Compte tenu de la difficulté nosologique que pose ce syndrome, il est probable que sa définition deviendra prochainement moléculaire. Ainsi le syndrome de Li-Fraumeni pourra se définir comme une prédisposition héréditaire au cancer résultant de l'altération constitutionnelle des points de contrôle du cycle cellulaire activés par les lésions de l'ADN et passant par TP53. Le très large spectre de ces tumeurs et leur précocité pourraient inciter à une conduite purement passive dans la prise en charge de ce syndrome. Néanmoins, il convient de rappeler qu'une proportion importante des sujets atteints développeront de multiples tumeurs et il est absolument indispensable que ces sujets soient correctement suivis après le traitement d'une première tumeur pour éviter tout retard au diagnostic d'une tumeur métachrone. Cela est sans doute la principale raison qui justifie que soit proposée à titre systématique la recherche d'une mutation constitutionnelle de TP53 chez un enfant ou un adulte présentant une histoire personnelle ou familiale évocatrice de syndrome de Li-Fraumeni. De plus, les histoires cliniques des familles étudiées suggèrent très fortement une radiosensibilité toute particulière des patients atteints de ce syndrome facilement explicable par le rôle biologique de TP53. En effet, plusieurs études ont rapporté le développement de tumeurs secondaires survenant dans les champs d'irradiation pour première tumeur. Ces données, si elles sont vérifiées ultérieurement, poseront naturellement le problème de l'utilisation d'agents génotoxiques, telles les radiations ionisantes, dans le traitement des tumeurs s'intégrant au syndrome de Li-Fraumeni. Cela est sans doute la seconde raison qui justifie que soit recherchée une mutation constitutionnelle de TP53 dans les familles suspectes.

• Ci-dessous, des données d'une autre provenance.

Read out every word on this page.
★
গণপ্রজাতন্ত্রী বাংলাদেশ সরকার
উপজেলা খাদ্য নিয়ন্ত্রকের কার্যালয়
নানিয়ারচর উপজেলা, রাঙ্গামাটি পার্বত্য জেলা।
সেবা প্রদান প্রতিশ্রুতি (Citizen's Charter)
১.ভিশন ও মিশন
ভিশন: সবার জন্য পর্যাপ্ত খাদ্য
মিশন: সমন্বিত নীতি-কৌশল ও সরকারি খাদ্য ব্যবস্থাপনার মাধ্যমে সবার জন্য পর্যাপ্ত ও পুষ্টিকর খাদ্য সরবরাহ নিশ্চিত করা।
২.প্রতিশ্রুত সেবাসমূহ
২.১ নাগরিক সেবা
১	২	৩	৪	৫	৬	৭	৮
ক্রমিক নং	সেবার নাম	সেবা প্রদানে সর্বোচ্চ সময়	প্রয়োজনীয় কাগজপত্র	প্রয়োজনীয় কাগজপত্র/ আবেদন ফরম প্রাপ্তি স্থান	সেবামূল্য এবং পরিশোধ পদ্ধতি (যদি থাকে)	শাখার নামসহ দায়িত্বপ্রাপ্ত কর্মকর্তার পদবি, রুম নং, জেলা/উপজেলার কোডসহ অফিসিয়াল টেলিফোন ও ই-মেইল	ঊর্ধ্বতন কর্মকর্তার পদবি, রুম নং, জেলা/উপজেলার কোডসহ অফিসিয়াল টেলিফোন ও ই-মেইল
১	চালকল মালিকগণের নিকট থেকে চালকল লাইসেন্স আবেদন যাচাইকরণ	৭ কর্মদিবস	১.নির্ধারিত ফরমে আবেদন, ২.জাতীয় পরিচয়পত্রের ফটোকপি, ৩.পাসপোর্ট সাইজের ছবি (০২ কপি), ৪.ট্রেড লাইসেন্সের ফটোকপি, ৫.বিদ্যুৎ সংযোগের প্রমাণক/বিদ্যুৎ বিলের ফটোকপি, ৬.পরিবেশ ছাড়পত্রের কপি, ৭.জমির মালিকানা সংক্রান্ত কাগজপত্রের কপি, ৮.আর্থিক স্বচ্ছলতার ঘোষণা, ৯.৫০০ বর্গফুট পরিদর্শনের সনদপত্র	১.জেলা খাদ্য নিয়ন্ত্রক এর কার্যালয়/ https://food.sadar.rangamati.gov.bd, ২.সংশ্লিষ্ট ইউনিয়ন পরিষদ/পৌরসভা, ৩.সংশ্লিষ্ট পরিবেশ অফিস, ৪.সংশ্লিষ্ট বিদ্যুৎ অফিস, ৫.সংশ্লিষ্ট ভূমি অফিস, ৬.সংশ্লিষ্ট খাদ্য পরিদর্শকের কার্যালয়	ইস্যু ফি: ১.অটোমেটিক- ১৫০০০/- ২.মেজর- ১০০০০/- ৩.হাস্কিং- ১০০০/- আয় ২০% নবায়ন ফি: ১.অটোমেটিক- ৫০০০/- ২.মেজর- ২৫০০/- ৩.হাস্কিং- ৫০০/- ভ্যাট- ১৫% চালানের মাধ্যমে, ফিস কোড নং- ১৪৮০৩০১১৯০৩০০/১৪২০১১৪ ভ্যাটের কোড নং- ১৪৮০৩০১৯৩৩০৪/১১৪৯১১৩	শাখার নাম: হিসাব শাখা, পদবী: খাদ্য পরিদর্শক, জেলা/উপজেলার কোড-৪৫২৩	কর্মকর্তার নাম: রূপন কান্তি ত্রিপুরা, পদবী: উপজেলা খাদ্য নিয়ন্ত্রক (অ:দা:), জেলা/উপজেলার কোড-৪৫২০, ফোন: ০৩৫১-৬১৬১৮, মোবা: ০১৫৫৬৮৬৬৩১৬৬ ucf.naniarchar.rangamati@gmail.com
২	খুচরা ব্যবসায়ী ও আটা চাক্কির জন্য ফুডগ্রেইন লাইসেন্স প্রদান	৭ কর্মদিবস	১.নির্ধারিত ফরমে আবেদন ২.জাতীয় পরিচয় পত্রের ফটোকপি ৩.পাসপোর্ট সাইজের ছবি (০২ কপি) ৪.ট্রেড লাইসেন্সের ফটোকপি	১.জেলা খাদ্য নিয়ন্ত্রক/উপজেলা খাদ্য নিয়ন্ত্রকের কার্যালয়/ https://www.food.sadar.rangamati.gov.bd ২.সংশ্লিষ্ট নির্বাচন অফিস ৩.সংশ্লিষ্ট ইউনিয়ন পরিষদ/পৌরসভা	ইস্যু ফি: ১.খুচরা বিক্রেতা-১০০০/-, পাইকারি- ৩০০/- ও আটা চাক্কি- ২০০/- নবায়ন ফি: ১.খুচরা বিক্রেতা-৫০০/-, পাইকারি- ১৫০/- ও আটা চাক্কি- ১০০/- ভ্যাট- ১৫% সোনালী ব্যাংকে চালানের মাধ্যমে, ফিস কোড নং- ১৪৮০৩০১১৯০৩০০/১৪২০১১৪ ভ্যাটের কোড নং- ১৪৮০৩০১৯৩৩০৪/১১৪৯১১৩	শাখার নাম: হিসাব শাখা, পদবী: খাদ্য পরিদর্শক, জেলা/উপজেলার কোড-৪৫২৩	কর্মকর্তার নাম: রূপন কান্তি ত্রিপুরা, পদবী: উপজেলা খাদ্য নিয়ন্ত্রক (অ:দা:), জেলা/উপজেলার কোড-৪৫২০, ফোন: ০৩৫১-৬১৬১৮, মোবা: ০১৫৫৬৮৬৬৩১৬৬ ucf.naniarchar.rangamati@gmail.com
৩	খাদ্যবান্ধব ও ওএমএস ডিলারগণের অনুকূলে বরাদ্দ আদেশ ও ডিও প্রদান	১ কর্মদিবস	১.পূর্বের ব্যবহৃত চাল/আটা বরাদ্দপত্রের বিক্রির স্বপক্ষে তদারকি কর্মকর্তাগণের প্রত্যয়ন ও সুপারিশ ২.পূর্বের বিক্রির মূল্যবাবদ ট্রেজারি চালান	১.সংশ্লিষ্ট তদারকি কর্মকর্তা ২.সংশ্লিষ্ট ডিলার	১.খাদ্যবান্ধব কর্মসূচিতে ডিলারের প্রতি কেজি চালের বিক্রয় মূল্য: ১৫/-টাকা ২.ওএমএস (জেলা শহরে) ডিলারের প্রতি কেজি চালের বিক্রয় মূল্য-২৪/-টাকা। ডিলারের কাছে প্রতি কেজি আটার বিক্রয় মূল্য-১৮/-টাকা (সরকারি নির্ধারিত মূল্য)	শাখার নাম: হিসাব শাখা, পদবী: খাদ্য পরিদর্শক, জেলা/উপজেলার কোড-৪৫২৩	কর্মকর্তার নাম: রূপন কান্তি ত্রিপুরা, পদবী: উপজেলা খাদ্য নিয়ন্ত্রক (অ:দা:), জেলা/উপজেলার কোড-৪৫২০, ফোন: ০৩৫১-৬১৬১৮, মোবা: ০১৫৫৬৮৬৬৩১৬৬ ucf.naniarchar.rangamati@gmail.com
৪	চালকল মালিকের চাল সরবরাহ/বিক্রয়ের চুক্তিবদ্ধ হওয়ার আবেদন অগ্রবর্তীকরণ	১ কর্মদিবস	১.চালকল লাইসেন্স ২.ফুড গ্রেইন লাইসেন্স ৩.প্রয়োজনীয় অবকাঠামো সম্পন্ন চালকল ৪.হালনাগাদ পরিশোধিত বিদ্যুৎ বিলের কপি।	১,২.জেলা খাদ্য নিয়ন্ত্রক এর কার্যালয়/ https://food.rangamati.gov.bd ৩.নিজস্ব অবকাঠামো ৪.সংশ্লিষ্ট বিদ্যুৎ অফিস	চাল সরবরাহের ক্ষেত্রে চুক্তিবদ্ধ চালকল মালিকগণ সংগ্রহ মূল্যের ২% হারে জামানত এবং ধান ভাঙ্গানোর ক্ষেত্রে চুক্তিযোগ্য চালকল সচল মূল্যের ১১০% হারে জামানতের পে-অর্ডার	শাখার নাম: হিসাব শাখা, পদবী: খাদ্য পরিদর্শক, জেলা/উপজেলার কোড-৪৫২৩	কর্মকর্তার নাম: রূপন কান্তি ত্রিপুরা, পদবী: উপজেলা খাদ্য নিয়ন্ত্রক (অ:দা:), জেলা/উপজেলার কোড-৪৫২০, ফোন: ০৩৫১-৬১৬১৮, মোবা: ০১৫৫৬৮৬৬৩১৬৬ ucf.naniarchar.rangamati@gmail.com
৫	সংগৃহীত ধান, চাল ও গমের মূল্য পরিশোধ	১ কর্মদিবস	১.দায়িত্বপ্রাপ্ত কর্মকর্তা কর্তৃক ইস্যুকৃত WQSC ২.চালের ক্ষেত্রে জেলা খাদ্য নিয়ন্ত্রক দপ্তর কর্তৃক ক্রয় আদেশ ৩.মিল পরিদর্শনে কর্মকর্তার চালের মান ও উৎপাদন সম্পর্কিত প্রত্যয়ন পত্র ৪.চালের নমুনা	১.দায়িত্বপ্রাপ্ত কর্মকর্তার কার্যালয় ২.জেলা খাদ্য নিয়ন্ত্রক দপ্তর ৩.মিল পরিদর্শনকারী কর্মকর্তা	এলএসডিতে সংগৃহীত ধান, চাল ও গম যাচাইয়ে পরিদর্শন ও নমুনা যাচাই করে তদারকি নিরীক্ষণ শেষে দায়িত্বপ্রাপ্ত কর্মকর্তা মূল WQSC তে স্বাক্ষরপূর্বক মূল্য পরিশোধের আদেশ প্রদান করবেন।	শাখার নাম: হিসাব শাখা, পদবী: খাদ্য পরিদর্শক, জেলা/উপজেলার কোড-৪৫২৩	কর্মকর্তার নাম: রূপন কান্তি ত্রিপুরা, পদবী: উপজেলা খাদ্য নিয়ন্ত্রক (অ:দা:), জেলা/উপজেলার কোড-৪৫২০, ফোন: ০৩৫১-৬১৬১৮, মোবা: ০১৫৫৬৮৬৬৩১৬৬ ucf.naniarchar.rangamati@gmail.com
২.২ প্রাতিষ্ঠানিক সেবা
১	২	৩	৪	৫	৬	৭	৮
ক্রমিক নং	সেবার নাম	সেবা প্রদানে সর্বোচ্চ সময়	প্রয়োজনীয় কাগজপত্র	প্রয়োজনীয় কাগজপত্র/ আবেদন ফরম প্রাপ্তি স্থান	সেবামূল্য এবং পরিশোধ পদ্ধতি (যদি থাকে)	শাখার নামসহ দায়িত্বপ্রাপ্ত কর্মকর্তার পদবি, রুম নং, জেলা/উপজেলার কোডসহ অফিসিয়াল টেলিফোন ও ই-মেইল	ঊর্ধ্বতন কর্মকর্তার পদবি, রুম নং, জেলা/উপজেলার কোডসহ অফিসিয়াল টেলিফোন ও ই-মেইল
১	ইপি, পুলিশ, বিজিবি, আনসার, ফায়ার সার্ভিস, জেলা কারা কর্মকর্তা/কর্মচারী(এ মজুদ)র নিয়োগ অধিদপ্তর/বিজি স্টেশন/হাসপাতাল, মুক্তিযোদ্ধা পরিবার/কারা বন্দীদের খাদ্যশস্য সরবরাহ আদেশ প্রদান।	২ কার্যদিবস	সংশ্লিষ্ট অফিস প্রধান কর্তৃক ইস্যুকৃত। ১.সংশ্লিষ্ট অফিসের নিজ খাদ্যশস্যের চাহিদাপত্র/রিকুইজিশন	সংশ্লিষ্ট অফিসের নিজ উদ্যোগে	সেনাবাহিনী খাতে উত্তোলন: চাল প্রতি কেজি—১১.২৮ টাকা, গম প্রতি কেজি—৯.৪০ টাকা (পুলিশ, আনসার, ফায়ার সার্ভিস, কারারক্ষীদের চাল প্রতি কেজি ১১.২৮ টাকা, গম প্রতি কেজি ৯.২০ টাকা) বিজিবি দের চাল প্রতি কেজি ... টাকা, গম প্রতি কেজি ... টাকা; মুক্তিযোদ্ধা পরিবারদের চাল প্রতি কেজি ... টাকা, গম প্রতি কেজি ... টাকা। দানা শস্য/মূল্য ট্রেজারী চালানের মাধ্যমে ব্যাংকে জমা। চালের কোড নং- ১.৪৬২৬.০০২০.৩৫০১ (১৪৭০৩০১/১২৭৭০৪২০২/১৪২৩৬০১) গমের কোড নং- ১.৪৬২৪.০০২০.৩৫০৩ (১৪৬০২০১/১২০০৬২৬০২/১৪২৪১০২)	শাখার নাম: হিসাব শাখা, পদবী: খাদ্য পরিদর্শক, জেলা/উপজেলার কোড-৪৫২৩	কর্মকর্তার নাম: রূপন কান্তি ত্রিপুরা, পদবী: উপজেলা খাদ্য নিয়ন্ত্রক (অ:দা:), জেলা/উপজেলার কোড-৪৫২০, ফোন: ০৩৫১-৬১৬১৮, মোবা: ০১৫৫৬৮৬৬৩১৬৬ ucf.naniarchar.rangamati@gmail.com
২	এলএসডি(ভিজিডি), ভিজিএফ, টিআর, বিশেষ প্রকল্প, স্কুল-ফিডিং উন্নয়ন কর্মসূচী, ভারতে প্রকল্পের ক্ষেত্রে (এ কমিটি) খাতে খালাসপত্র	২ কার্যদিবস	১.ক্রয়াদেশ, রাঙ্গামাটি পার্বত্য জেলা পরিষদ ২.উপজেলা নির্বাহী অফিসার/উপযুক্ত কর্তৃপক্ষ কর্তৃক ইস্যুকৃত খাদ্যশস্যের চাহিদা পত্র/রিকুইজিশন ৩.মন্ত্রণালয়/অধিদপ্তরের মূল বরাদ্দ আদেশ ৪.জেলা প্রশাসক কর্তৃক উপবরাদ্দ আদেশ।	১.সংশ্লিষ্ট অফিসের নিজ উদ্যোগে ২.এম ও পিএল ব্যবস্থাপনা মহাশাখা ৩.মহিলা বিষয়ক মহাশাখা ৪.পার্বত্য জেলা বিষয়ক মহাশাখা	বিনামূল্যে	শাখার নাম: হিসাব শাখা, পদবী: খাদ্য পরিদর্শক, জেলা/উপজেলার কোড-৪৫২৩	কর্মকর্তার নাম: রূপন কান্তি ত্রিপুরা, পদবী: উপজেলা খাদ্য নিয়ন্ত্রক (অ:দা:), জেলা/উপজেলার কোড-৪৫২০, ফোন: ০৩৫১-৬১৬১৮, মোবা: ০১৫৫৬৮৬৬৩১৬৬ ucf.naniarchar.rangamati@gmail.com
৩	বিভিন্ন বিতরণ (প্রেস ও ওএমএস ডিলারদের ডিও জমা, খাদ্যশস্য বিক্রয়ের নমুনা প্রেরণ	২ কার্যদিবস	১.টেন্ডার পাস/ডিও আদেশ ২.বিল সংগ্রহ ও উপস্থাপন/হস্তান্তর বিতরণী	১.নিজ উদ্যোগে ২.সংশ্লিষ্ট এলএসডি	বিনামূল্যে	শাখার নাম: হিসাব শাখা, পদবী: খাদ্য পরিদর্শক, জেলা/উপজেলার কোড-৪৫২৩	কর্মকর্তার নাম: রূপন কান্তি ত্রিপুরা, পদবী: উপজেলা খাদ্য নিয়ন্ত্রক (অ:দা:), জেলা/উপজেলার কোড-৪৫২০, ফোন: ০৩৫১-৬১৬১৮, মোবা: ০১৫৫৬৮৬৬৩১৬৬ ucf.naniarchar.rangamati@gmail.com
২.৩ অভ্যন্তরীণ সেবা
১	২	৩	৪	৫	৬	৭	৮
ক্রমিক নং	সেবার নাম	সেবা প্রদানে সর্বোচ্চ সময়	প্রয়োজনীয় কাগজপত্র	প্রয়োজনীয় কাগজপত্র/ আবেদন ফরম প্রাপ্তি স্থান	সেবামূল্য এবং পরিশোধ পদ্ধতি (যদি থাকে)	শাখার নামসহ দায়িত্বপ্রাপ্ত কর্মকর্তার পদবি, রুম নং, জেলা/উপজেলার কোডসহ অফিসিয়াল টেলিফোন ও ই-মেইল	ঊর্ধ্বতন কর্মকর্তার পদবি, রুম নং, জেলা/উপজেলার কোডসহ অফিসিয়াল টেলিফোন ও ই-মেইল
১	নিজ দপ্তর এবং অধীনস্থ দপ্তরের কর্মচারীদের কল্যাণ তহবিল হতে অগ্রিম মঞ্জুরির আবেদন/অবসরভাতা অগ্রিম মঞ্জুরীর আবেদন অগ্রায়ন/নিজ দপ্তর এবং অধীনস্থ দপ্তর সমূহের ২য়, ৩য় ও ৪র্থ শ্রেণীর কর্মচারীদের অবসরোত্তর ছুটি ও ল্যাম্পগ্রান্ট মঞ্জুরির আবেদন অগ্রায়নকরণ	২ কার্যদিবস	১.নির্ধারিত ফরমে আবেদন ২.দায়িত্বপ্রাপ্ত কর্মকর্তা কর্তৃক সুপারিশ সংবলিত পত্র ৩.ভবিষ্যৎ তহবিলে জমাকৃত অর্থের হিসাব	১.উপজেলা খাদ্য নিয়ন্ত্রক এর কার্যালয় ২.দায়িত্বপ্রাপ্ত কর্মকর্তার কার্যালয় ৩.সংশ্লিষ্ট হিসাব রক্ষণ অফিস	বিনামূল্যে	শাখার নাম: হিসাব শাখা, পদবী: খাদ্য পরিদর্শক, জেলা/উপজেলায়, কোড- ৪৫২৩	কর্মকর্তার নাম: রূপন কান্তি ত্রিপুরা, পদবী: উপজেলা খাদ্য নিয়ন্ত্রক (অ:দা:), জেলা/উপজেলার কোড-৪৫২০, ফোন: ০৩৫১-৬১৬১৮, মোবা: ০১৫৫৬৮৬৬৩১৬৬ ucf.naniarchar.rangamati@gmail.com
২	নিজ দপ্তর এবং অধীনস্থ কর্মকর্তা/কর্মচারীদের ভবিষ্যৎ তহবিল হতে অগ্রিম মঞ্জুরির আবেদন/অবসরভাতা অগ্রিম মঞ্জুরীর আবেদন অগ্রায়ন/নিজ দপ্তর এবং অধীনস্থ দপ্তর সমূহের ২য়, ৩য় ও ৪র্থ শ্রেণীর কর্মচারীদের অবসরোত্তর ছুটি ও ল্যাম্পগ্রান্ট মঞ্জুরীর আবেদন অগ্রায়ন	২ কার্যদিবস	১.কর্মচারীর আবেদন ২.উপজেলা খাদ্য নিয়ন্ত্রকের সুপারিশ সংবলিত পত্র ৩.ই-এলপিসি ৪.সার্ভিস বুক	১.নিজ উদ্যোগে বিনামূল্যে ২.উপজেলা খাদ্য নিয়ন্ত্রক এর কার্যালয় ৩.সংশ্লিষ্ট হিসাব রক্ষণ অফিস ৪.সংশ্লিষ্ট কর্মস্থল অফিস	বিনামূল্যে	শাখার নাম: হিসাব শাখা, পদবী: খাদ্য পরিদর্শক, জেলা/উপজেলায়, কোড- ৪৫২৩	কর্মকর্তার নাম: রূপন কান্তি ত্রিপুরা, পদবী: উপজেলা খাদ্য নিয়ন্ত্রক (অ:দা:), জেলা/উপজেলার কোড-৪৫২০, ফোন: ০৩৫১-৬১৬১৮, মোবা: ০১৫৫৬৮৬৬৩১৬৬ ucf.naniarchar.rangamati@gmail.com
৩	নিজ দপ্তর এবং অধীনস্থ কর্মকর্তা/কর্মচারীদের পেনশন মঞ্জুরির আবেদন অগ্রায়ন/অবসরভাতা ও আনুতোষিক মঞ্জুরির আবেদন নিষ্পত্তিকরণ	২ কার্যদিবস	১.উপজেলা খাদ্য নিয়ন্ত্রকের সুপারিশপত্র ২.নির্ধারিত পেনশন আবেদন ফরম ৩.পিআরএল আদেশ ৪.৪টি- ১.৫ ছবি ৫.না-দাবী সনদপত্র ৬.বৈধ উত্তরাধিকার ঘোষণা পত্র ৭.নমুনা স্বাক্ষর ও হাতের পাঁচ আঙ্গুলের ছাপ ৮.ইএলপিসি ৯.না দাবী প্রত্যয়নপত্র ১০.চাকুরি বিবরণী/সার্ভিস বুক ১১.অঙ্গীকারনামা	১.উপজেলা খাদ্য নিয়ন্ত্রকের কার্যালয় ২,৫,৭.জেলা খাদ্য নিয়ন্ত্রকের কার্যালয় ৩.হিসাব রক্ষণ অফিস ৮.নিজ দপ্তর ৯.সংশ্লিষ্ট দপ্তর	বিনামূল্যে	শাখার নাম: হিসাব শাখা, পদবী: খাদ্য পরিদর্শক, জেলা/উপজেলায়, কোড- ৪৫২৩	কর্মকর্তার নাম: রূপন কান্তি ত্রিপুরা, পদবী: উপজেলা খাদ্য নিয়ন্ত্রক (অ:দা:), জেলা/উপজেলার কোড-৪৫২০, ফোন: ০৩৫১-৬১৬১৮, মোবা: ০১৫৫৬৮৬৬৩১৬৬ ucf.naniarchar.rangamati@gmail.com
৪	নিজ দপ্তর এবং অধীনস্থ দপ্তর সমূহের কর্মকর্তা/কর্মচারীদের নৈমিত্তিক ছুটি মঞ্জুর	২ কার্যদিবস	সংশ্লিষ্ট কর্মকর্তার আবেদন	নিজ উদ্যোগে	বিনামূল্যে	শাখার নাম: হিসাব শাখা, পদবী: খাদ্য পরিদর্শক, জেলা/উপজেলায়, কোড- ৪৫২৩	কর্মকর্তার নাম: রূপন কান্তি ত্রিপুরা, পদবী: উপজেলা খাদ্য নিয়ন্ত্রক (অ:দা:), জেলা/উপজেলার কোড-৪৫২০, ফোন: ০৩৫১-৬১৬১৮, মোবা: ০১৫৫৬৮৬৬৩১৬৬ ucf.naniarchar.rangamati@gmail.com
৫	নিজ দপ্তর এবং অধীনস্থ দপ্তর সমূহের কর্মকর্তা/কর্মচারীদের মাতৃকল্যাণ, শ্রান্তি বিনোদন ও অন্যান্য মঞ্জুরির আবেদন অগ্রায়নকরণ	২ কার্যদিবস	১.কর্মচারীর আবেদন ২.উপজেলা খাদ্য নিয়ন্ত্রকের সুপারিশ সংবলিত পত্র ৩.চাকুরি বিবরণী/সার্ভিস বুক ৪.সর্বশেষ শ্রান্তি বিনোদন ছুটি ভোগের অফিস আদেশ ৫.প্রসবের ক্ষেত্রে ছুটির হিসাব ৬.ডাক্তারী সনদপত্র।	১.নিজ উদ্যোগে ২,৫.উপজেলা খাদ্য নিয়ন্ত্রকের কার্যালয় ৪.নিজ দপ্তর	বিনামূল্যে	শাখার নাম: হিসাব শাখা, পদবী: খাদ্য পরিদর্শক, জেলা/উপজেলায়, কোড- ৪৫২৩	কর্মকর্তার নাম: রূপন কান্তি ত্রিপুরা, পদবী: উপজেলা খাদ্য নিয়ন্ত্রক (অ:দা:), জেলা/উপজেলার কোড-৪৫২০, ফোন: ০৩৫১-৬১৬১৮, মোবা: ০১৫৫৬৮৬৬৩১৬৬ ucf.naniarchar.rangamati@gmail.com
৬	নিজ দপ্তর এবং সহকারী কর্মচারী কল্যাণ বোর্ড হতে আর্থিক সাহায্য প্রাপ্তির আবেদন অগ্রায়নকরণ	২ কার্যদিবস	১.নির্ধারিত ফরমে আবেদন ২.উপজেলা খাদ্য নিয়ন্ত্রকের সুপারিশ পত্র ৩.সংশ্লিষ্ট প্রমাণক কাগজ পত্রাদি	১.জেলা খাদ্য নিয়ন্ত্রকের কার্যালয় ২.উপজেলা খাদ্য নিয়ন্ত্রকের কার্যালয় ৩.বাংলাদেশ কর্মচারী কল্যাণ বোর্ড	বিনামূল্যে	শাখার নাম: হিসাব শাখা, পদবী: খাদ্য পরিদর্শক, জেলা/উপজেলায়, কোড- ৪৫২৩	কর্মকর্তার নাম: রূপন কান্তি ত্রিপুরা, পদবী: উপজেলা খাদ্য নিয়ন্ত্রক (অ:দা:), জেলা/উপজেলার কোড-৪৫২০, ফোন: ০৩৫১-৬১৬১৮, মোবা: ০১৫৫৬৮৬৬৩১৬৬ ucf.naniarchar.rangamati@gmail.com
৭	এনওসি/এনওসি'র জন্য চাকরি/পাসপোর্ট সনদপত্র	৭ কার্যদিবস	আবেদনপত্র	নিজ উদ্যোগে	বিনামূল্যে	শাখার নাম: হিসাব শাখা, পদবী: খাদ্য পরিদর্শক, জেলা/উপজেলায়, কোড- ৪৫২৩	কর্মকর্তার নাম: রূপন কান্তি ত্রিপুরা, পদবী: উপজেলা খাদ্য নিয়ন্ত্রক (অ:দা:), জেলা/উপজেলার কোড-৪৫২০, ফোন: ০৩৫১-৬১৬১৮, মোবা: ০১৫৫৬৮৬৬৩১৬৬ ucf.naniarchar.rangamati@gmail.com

En conclusion, si le bénéfice médical de la mise en évidence d'une mutation constitutionnelle est beaucoup plus modeste que dans les autres formes héréditaires de cancer, cette recherche paraît aujourd'hui justifiée avant tout pour assurer un suivi médical correct chez les sujets atteints et éviter un retard au diagnostic d'une tumeur métachrone et envisager éventuellement ultérieurement une modulation du traitement chez ces sujets. Les indications actuellement retenues pour rechercher une mutation constitutionnelle de TP53 devront être régulièrement revues, ce d'autant plus que, les techniques de détection des mutations se simplifiant progressivement, ces critères pourront être élargis progressivement en sachant que l'utilisation de critères plus souples diminuera inéluctablement la rentabilité de l'analyse moléculaire.